Second, advocate for human dignity and human rights without losing sight of the people behind the headlines. Words matter, especially when fear and anger run high. Support the Iranians you know, even those who may not voice their anxiety. It is often there, even if unspoken. A check-in or an invitation to talk can mean more than you realize.

From where I stand — rooted in Canada, present in Israel, and forever connected to Iran — I am reminded of the wisdom of our tradition. Pirke Avot teaches “who is honoured? One who honours others.” The prophets remind us “learn to do good; seek justice, rescue the oppressed, defend the orphan, plead for the widow.”
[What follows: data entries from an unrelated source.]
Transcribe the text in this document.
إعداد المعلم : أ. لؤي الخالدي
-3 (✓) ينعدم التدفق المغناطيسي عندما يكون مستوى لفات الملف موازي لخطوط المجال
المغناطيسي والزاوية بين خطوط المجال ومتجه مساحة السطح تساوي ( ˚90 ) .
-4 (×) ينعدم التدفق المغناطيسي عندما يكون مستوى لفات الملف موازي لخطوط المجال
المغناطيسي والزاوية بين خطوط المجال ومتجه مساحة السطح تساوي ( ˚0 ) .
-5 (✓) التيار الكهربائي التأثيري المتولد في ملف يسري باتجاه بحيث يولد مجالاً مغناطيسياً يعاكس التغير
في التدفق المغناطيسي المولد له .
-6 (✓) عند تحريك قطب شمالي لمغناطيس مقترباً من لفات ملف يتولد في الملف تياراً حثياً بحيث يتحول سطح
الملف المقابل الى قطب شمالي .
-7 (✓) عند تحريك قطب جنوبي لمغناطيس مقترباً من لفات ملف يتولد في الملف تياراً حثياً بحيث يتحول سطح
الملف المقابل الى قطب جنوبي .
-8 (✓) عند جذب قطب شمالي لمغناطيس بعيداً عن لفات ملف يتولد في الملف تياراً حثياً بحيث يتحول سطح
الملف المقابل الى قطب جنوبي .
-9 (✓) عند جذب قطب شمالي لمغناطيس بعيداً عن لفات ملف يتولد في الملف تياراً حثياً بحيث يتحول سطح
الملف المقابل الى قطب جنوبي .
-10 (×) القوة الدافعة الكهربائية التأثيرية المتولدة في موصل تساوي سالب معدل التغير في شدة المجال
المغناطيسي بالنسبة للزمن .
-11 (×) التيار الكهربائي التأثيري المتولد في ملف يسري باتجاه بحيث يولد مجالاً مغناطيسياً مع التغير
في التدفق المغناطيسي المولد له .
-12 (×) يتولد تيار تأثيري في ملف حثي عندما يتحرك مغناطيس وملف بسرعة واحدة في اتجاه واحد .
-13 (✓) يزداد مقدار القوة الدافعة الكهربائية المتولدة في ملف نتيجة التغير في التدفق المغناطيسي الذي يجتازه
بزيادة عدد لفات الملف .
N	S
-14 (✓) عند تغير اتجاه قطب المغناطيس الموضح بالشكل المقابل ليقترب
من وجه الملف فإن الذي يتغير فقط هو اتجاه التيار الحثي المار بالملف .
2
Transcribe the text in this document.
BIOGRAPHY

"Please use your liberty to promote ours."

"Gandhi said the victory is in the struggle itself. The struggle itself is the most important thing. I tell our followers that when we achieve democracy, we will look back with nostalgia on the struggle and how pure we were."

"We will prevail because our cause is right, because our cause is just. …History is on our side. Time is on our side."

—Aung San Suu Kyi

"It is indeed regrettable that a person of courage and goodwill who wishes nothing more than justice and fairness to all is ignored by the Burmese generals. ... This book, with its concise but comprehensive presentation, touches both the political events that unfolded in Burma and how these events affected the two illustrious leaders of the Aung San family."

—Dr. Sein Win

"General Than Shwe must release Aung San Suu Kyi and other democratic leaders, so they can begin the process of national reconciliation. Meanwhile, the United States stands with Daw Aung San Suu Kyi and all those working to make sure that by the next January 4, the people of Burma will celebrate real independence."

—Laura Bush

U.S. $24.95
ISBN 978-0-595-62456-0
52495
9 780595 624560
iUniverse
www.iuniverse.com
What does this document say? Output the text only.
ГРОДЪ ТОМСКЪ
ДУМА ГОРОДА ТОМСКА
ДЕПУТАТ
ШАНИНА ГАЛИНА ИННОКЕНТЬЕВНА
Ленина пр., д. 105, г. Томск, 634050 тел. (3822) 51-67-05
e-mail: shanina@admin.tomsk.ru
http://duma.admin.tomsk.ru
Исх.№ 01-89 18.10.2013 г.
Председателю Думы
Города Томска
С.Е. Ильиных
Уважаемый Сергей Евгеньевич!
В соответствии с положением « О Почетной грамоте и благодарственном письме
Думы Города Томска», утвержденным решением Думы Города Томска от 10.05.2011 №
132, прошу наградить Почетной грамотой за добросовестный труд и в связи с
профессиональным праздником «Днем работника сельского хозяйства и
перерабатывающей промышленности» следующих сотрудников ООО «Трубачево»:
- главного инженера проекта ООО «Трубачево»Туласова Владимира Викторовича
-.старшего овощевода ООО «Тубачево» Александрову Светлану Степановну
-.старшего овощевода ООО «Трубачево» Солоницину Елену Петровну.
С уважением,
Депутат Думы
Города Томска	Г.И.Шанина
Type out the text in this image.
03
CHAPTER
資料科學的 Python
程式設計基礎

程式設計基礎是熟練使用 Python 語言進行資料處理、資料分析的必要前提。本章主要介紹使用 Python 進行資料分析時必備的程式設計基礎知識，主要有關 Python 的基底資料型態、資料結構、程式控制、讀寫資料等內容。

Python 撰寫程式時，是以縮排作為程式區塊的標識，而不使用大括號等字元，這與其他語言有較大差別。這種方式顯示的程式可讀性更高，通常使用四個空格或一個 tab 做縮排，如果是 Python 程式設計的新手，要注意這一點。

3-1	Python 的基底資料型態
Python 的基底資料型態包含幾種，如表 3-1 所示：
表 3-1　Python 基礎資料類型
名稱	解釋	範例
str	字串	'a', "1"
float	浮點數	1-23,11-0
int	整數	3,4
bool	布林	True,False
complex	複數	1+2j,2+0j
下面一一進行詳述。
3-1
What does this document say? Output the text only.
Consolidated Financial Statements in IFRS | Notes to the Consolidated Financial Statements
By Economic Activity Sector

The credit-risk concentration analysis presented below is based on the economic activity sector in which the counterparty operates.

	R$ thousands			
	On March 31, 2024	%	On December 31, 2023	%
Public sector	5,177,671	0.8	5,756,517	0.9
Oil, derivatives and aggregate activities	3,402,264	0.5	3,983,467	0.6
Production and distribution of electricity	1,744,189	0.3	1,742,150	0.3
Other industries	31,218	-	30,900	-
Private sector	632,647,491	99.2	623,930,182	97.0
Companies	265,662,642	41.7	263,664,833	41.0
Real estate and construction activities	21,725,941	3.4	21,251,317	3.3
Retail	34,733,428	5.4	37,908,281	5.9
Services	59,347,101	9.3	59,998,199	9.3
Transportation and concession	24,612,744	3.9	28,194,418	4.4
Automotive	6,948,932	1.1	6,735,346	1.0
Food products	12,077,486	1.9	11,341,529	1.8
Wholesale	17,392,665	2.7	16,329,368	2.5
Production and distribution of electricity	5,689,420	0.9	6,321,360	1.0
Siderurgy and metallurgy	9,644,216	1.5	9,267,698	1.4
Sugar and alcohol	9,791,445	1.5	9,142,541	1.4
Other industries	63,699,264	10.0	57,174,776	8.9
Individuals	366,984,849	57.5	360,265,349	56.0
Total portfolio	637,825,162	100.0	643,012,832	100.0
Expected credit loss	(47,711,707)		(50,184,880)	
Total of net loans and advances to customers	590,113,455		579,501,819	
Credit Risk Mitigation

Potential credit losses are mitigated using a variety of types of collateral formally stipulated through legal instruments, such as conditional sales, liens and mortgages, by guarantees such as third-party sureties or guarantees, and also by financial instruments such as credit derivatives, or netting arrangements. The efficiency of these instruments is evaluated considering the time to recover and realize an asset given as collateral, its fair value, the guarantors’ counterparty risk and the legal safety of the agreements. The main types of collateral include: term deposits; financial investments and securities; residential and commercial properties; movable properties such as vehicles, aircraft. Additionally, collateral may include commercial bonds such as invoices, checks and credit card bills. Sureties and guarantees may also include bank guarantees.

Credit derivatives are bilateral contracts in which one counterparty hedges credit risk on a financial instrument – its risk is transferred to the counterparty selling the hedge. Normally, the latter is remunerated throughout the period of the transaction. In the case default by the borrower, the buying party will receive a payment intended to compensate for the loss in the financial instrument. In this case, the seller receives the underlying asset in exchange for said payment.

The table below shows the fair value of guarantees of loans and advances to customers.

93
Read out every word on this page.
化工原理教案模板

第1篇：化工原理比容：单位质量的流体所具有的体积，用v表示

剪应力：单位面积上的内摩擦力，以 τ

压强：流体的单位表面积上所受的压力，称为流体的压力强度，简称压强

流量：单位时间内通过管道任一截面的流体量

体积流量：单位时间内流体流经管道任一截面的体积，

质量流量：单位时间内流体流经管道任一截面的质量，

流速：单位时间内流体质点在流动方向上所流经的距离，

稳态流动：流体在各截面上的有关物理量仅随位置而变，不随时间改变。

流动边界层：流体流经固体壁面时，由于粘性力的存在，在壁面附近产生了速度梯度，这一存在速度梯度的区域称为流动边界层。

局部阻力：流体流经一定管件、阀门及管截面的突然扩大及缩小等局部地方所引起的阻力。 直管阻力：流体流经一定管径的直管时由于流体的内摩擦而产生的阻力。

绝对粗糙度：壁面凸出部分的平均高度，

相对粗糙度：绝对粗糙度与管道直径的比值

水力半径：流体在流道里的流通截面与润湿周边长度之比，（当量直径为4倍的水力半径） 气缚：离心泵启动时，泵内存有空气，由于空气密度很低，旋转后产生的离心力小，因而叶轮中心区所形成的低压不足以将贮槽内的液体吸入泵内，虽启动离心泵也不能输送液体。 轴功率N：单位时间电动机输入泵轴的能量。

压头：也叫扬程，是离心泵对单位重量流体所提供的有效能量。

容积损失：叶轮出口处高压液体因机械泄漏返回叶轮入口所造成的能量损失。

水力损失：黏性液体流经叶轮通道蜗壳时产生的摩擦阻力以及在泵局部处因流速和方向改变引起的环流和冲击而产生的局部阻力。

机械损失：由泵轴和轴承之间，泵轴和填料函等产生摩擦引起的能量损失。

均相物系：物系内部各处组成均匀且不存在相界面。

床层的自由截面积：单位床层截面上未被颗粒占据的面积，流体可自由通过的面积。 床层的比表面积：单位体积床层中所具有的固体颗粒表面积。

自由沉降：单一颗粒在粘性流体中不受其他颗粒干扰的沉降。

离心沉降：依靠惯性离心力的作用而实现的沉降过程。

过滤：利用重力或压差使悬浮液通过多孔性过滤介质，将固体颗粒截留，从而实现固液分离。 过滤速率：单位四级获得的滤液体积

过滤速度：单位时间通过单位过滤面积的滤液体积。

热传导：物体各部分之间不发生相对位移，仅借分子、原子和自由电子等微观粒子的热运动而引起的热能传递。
These teachings echo words written centuries ago by the great Iranian poet Saadi, whose verse is inscribed at the entrance of the United Nations:

Human beings are members of a whole,
In creation of one essence and soul.
If one member is afflicted with pain,
Other members uneasy will remain.
If you have no sympathy for human pain,
The name of human you cannot retain.

Our strength as a Canadian Jewish community is measured not only by the positions we take, but by how we honour one another in the process, by choosing empathy over indifference, moral courage over simplicity, and mutual responsibility over isolation.

In holding these truths together, we enact what the Torah calls us to do, to love our neighbour as ourselves. And it is exactly how we survive and thrive, together, across borders, across generations, and across the complexities of history.

-- Tina Ahava Azarin is an Iranian Jewish Ottawan sharing perspectives about the unrest in Iran.